EuropaBio echoed that caution. Its leadership described the Act as a strong baseline, not a finished architecture. From its perspective, Europe can only win if the Act’s logic extends beyond health, translates into real permitting and manufacturing decisions, and avoids new fragmentation through partial inclusion of technologies and sectors.

Strategy advisers framed the issue more starkly. Several warned that optionality at member state level could dilute impact. If funding priorities, regulatory engagement and industrial policy diverge nationally, Europe risks moving too slowly in a race defined by scale and coordination.

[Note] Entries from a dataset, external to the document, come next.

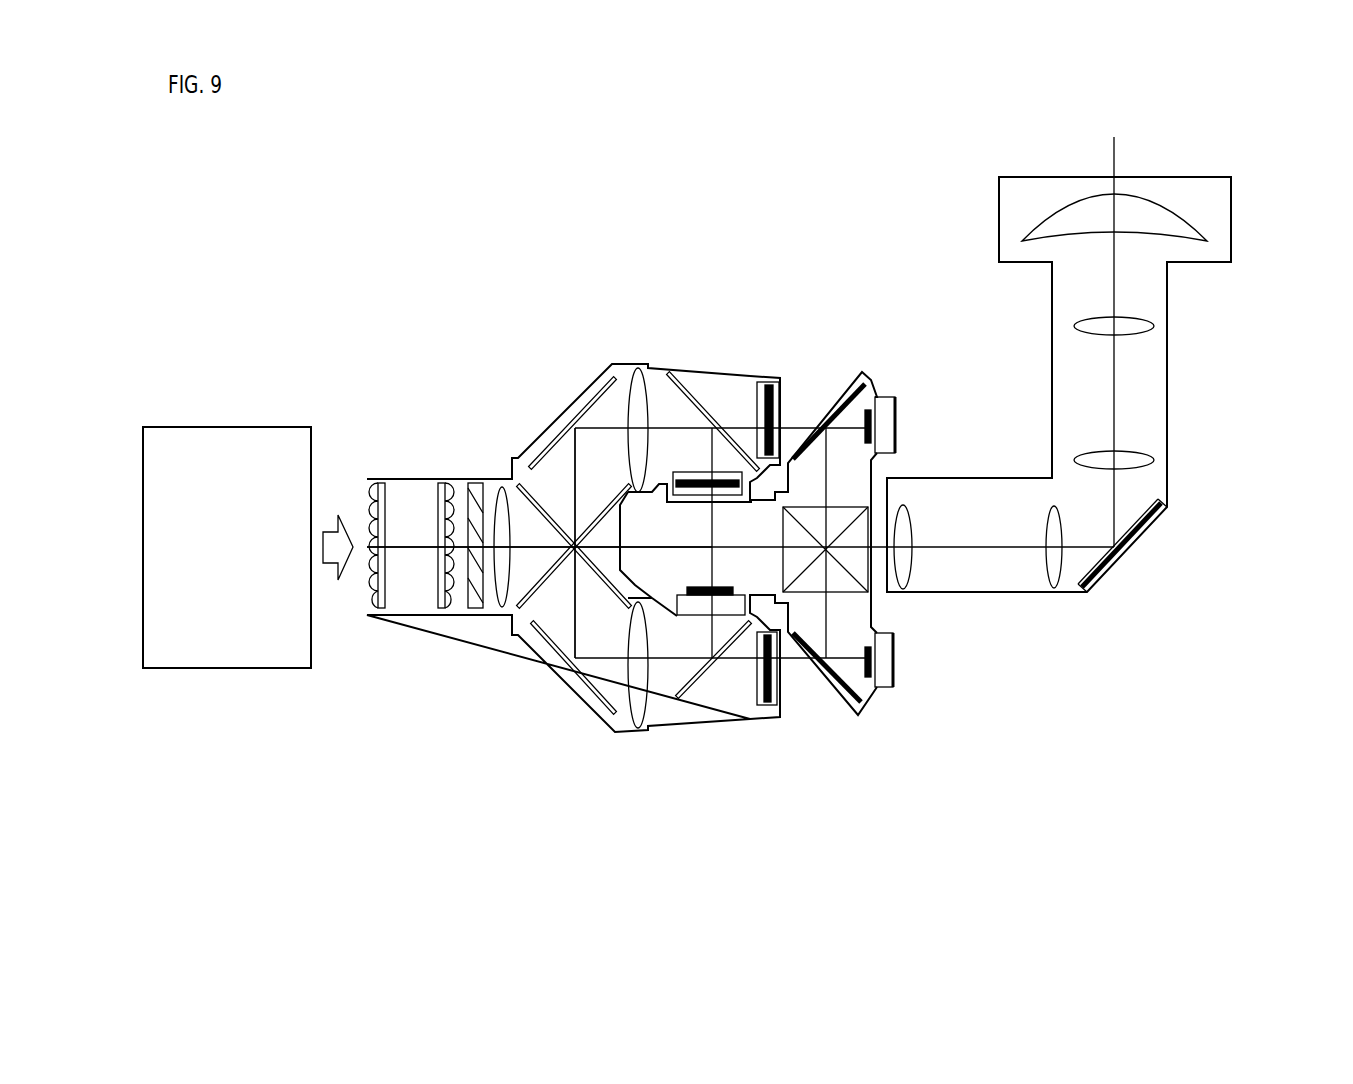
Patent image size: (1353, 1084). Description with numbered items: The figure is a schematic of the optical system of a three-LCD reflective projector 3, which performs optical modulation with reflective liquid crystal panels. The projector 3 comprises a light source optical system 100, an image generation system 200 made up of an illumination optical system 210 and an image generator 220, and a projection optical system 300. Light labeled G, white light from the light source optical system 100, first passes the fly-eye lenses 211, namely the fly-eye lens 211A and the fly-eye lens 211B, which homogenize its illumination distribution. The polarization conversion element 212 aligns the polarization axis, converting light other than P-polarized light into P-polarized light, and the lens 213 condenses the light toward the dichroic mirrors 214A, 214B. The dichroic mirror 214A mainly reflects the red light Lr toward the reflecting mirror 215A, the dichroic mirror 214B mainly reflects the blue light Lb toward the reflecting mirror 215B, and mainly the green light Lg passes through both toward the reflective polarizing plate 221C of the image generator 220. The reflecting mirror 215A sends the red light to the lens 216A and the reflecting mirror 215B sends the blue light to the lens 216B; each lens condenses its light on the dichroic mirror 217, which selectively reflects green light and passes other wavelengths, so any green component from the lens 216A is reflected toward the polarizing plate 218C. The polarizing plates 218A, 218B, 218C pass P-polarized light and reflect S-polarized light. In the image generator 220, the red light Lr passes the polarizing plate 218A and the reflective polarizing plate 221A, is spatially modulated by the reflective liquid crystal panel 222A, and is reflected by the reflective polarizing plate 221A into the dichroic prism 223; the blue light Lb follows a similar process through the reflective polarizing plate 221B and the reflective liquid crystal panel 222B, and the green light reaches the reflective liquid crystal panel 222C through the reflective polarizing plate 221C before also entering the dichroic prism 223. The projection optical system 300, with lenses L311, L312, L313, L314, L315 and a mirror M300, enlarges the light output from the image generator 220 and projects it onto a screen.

The projector 3 is at (387, 225).
The light source optical system 100 is at (228, 668).
The image generation system 200 is at (948, 881).
The illumination optical system 210 is at (590, 765).
The fly-eye lenses 211 is at (468, 372).
The fly-eye lens 211A is at (378, 480).
The fly-eye lens 211B is at (440, 480).
The polarization conversion element 212 is at (476, 610).
The lens 213 is at (498, 485).
The dichroic mirror 214A is at (518, 632).
The dichroic mirror 214B is at (517, 455).
The reflecting mirror 215A is at (565, 410).
The reflecting mirror 215B is at (553, 660).
The lens 216A is at (630, 367).
The lens 216B is at (634, 707).
The dichroic mirror 217 is at (688, 368).
The polarizing plate 218A is at (767, 383).
The polarizing plate 218B is at (765, 707).
The polarizing plate 218C is at (722, 472).
The image generator 220 is at (880, 797).
The reflective polarizing plate 221A is at (868, 378).
The reflective polarizing plate 221B is at (867, 700).
The reflective polarizing plate 221C is at (735, 600).
The reflective liquid crystal panel 222A is at (887, 403).
The reflective liquid crystal panel 222B is at (890, 693).
The reflective liquid crystal panel 222C is at (700, 603).
The dichroic prism 223 is at (835, 593).
The projection optical system 300 is at (1136, 595).
The lens L311 is at (905, 515).
The lens L312 is at (1055, 583).
The lens L313 is at (1150, 459).
The lens L314 is at (1150, 324).
The lens L315 is at (1165, 212).
The mirror M300 is at (1141, 529).
The light G is at (471, 532).
The red light Lr is at (580, 463).
The green light Lg is at (708, 451).
The blue light Lb is at (580, 631).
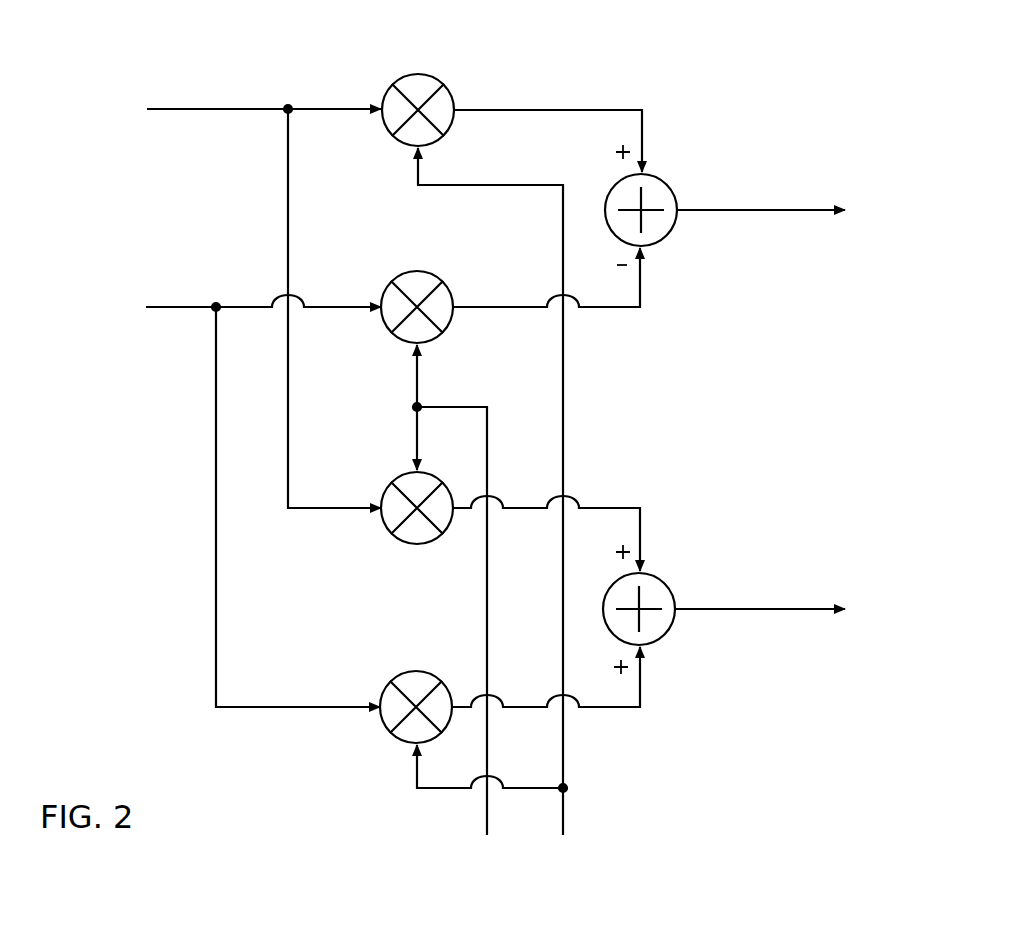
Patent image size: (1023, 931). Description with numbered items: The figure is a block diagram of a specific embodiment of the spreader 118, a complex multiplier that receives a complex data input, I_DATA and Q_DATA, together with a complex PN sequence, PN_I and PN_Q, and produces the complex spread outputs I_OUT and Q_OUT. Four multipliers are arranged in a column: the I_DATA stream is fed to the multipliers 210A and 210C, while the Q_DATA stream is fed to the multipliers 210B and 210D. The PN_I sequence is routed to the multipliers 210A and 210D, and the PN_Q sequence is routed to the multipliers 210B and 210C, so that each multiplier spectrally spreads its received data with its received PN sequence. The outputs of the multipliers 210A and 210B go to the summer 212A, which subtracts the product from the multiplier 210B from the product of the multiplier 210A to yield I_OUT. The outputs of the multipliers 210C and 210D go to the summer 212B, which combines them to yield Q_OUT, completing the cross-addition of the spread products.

The spreader 118 is at (919, 89).
The multiplier 210A is at (418, 76).
The multiplier 210B is at (417, 273).
The multiplier 210C is at (406, 474).
The multiplier 210D is at (417, 672).
The summer 212A is at (662, 183).
The summer 212B is at (665, 585).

Under-investment a major stumbling block for Europe’s biotech companies. — Olivér Várhelyi, EU health commissioner

Comparisons with the US and China sharpen the question. The US still offers unmatched capital depth, institutional muscle and speed, even as stakeholders warn that underinvestment in public research could erode its edge. China has shown what sustained state-backed mobilisation can deliver.

The test

Europe sits between those models. It does not match US capital markets or China’s centralised execution. Its bet rests on design, alignment and predictability.

Many stakeholders therefore view the Biotech Act less as a winning strategy and more as a test. Can Europe move fast enough once rules are in place? Will it turn pilots into platforms and incentives into footprint decisions? Can it sustain political focus beyond the first legislative step?

As one industry representative put it privately, the question is no longer whether Europe has the science. It is whether it is finally willing to act like biotech leadership matters. The Biotech Act suggests the answer may be yes. Whether Europe wins will depend on what comes next.